The Vault stores written messages such as Bloomberg messages, Microsoft Exchange, Office 365, Notes, instant messages, social media and mobile messaging for about 540 clients who have stuffed 66 billion records, several petabytes, into the Vault.

Now the FSA in England and the CFTC in the U.S. want more voice recordings; for more than a year the FSA has required that any company mobile phone used in trading be recorded.

With the Orange Business alliance, Bloomberg can link voice recordings with written messages for comprehensive archiving and indexing and eventually analytics -- analysis of voice recordings still requires people to listen to the speakers although that may be changing.

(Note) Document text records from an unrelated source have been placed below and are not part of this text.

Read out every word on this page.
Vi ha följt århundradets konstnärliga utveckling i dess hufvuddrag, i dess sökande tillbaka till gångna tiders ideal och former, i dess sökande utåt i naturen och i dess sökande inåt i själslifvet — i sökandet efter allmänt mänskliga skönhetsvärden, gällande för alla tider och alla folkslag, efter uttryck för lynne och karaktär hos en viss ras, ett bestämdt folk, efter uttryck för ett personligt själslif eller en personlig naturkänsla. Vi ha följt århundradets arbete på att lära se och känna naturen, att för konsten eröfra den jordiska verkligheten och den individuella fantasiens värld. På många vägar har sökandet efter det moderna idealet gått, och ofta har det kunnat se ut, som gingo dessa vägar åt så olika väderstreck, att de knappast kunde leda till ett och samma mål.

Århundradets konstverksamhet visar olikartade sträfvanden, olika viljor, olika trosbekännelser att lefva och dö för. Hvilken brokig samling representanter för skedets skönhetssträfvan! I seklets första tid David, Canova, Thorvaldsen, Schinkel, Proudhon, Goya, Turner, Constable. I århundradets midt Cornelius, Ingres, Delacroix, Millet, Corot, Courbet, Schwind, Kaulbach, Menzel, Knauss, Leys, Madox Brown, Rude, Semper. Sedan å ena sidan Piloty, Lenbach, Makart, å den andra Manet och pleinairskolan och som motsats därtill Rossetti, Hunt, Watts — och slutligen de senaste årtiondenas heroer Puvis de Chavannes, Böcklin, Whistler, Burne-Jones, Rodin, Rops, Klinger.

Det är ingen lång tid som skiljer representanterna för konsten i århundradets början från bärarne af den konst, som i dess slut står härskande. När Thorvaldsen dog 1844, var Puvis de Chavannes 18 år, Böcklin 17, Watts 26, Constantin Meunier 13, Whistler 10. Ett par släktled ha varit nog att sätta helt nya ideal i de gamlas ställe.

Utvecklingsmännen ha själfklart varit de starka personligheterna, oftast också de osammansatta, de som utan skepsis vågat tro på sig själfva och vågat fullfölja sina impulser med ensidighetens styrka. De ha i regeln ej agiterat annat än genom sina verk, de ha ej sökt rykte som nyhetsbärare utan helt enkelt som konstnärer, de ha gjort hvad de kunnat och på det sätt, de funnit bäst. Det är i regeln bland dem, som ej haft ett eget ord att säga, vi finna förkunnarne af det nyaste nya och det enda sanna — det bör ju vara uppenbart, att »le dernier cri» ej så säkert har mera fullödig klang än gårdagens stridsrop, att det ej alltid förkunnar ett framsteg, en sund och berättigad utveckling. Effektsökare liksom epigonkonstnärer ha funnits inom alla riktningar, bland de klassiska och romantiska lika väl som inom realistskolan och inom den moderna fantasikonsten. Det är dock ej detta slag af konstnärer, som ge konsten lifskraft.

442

Collet said Bloomberg is responding to regulatory demands with the Orange alliance.

“They are a large player in voice recording -- they are in 1,300 trading floors  -- so they  provide access to all that recorded voice data and an ability to move it into the Vault for analytics and followup for indexing and archiving. Then a compliance officer can run a single search and produce all the consolidated records related to a regulatory request.”

The explosion of data, even in mid-size firms requires automation, Collet added.

“In the the old world of regulatory investigations and e-discovery, you used to retrieve records and review them one at a time. The advent of even mid-size firms producing multiple terabytes of data makes it is impossible to take that approach.

“We need newer approaches. In the unstructured data world, especially text, the big trend is predictive coding or predictive analytics that identify high-risk communications, flag them for followup and use machine learning to train a data set.”

Voice records can provide a lot of information even without listening to the recordings, he added.

“You can map lines to a particular person and see directional flows from one number to another, the frequency of communication and the length of calls. You can use voice indexing technology employing various approaches. Some focus on phonetic search or various other voice indexing technologies whose accuracy rate depends on the quality of the line recording, the language spoken and the dialect. One firm in Switzerland has 16 different dialects on their trading floors.”

You want as little human review as possible because it is expensive, he added.

“We are trying to automate it so a compliance officer can drill down and find all the text communications and see the [related] voice communications.” The company doesn’t offer voice indexing yet, he added.

The move to improve voice recording and indexing received a  big boost from the CFTC’s move to require more record-keeping in the derivatives market, including pre- and post-trade reporting.

“Record-keeping is a major component [of CFTC regulation] and since the swaps market is very large and trades were often settled on the phone, recording has a very direct impact on a lot of these firms. They are identifying their requirements, looking at their particular role in the swaps market and many are putting in voice recording solutions. Our announcement is a direct response to that.”

The U.S. has led in electronic record-keeping while the UK has been ahead in requirements for voice recording, especially recording mobiles, Collet added.

Other global markets are moving to increase their requirements, he added.

The financial service industry history of mergers and acquisitions makes compliance particularly challenging because it has led to a mix of technology platforms at many firms.

“All of this data is typically fragmented, with consolidation and acquisitions,” said Collet. “The amount of data is challenging and few firms have a solid handle on unstructured information. With regulators adding voice to the mix, it is causing real headaches for clients.”